We found a strong inhibition of the innate immune response following vascular trauma in the rat. Blood sampling can already provoke a strong down toning of the immune responsiveness, irrespectively of sample volume or duration under anaesthesia. Our results stress that significant inhibition of immune responsiveness should be considered when intravascular interventions or blood punctures are applied in in vivo experimental research. It merits consideration that this effect can have an impact on the outcome of studies in experimental animal models.

ABBREVIATIONSTNFα: Tumor Necrosis Factor Alpha; TLR: Toll Like

Receptors; LPS: Lipopolysaccharide; PCI: Percutaneous Coronary Interventions; FD-mix: Mixture of Anesthetics Fentanyl and Medetomidin; i.p.injection: Intra Peritoneal Injection; PBS: Phosphate Buffered Solution; ELISA: Enzyme-Linked Immunosorbent Assay; α7nR: Alpha-7 Nicotinic Acetylcholine Receptor; CAP: Cholinergic Anti-Inflammatory Pathway; NIH: National Institutes of Health, Bethesda, MD, USA

INTRODUCTIONAnimal models are widely used to study cardiovascular or

other chronic inflammatory diseases and in many cases vascular interventions are part of the experimental protocol. These interventions, inevitably, will cause injury to the arterial wall.
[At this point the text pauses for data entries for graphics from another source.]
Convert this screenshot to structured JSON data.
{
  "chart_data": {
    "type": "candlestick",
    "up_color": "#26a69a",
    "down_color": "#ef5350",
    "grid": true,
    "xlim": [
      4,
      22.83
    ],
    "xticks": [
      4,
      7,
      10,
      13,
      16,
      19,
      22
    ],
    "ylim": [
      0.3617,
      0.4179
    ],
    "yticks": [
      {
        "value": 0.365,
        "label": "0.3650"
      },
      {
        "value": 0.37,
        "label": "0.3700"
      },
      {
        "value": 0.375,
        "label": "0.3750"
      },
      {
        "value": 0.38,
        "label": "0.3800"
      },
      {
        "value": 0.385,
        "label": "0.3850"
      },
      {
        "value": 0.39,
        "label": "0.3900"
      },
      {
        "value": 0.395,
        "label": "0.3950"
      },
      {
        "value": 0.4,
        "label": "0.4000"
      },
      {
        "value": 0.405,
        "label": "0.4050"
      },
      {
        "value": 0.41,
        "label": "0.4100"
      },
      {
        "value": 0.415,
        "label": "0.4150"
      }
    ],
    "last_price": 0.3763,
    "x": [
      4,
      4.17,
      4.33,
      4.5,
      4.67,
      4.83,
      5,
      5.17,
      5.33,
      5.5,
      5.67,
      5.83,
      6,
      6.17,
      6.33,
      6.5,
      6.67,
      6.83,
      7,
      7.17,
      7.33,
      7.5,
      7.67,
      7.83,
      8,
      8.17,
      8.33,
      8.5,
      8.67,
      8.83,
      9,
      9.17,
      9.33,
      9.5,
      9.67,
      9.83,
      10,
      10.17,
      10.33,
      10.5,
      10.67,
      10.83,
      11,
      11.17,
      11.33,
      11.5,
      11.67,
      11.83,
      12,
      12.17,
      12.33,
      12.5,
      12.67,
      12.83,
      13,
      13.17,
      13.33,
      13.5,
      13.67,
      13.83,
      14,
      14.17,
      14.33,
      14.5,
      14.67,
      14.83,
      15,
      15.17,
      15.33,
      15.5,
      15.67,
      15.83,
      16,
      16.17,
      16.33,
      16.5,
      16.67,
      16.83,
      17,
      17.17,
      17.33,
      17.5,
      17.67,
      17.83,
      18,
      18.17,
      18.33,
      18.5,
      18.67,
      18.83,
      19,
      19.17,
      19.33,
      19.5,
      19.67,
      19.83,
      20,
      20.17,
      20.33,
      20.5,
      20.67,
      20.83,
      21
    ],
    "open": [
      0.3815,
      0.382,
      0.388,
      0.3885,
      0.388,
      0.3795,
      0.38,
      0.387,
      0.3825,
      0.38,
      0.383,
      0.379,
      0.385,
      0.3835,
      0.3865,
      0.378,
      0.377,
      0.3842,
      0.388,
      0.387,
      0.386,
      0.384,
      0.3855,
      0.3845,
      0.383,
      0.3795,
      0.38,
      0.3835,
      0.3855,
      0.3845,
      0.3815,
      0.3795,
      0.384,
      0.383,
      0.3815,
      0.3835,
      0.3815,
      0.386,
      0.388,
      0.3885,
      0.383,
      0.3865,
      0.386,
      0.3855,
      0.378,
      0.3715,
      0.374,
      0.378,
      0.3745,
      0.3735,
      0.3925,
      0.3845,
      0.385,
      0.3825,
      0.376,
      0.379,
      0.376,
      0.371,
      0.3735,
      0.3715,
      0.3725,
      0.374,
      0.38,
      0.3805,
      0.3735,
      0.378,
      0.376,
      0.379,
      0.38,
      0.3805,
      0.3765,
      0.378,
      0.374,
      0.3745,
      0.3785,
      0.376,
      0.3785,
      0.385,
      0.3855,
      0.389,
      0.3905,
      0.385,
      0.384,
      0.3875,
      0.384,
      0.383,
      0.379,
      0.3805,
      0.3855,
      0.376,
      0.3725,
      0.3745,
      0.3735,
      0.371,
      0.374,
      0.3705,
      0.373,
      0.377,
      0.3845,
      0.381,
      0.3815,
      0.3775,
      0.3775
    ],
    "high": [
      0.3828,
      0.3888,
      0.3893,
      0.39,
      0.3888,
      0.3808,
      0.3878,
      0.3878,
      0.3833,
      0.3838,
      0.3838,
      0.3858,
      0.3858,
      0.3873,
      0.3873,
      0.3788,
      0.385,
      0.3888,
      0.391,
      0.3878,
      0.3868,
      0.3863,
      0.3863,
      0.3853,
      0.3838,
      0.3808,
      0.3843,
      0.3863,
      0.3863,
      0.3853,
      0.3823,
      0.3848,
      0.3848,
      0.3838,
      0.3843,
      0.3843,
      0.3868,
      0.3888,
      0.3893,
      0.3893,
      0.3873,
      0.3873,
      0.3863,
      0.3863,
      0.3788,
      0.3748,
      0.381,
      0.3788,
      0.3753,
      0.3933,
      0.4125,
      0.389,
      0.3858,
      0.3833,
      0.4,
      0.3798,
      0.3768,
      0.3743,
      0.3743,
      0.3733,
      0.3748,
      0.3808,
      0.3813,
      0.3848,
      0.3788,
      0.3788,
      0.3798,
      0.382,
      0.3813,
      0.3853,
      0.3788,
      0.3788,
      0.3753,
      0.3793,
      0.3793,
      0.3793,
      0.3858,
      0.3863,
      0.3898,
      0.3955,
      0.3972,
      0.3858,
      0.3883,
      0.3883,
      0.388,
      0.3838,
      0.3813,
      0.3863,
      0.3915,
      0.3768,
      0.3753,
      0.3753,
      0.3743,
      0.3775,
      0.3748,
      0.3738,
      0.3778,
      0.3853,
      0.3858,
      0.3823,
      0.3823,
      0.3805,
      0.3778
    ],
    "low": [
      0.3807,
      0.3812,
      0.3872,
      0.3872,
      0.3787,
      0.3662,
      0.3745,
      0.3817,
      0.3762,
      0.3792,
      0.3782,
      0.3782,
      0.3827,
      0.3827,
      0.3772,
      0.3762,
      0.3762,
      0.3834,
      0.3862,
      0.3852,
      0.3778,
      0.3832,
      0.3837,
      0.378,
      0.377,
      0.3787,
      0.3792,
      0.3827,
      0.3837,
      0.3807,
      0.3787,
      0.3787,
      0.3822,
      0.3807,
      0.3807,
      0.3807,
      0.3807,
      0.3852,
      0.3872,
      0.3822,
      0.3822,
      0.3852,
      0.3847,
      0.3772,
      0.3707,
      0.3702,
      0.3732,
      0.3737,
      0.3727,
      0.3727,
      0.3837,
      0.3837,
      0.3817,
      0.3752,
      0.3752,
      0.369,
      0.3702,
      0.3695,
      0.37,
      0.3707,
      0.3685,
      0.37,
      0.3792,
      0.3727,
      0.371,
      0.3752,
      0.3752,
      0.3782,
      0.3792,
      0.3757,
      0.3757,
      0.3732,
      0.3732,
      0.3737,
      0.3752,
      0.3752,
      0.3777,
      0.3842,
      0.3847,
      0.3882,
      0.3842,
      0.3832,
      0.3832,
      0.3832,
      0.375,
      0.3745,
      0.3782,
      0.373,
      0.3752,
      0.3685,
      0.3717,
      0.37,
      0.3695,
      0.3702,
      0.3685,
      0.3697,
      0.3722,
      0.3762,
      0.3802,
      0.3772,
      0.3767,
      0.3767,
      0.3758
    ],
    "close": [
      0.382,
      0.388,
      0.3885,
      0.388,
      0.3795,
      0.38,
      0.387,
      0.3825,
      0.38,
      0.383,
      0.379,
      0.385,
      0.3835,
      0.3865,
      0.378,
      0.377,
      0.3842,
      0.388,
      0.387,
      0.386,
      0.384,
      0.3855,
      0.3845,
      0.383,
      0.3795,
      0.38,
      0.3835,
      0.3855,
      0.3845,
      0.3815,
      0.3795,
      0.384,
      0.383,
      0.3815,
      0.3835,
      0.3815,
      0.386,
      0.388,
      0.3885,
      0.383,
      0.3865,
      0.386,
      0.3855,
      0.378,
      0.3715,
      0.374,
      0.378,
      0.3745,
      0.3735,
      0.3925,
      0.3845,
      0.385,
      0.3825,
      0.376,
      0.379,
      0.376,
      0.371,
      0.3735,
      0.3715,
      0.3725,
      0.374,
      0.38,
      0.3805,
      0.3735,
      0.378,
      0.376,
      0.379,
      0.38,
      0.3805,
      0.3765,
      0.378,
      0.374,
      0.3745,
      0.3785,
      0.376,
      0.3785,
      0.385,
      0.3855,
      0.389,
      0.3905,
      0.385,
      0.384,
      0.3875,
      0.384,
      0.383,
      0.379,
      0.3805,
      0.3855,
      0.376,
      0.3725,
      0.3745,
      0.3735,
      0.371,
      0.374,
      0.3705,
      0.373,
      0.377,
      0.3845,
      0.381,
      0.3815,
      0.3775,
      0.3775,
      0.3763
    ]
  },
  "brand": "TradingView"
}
It was previously reported that vascular arteriotomy resulted in a blunted expression of tumour necrosis factor alpha (TNFα) by circulating cells in response to incubation with lipopolysaccharide

(LPS) [1]. In addition, percutaneous coronary interventions (PCI) resulted in a fast inhibition of the responsiveness of the Toll Like Receptors (TLRs) on circulating cells. This down toning of the innate immune response occurred within minutes after percutaneous vascular intervention in patients with a coronary stenosis [2].

TLRs recognize pathogens or damage associated proteins and respond with activation of the innate immune system by translocation of nuclear factor kappa B [3,4]. As a consequence, interleukins and cytokines are expressed and secreted which will further accelerate the inflammatory process.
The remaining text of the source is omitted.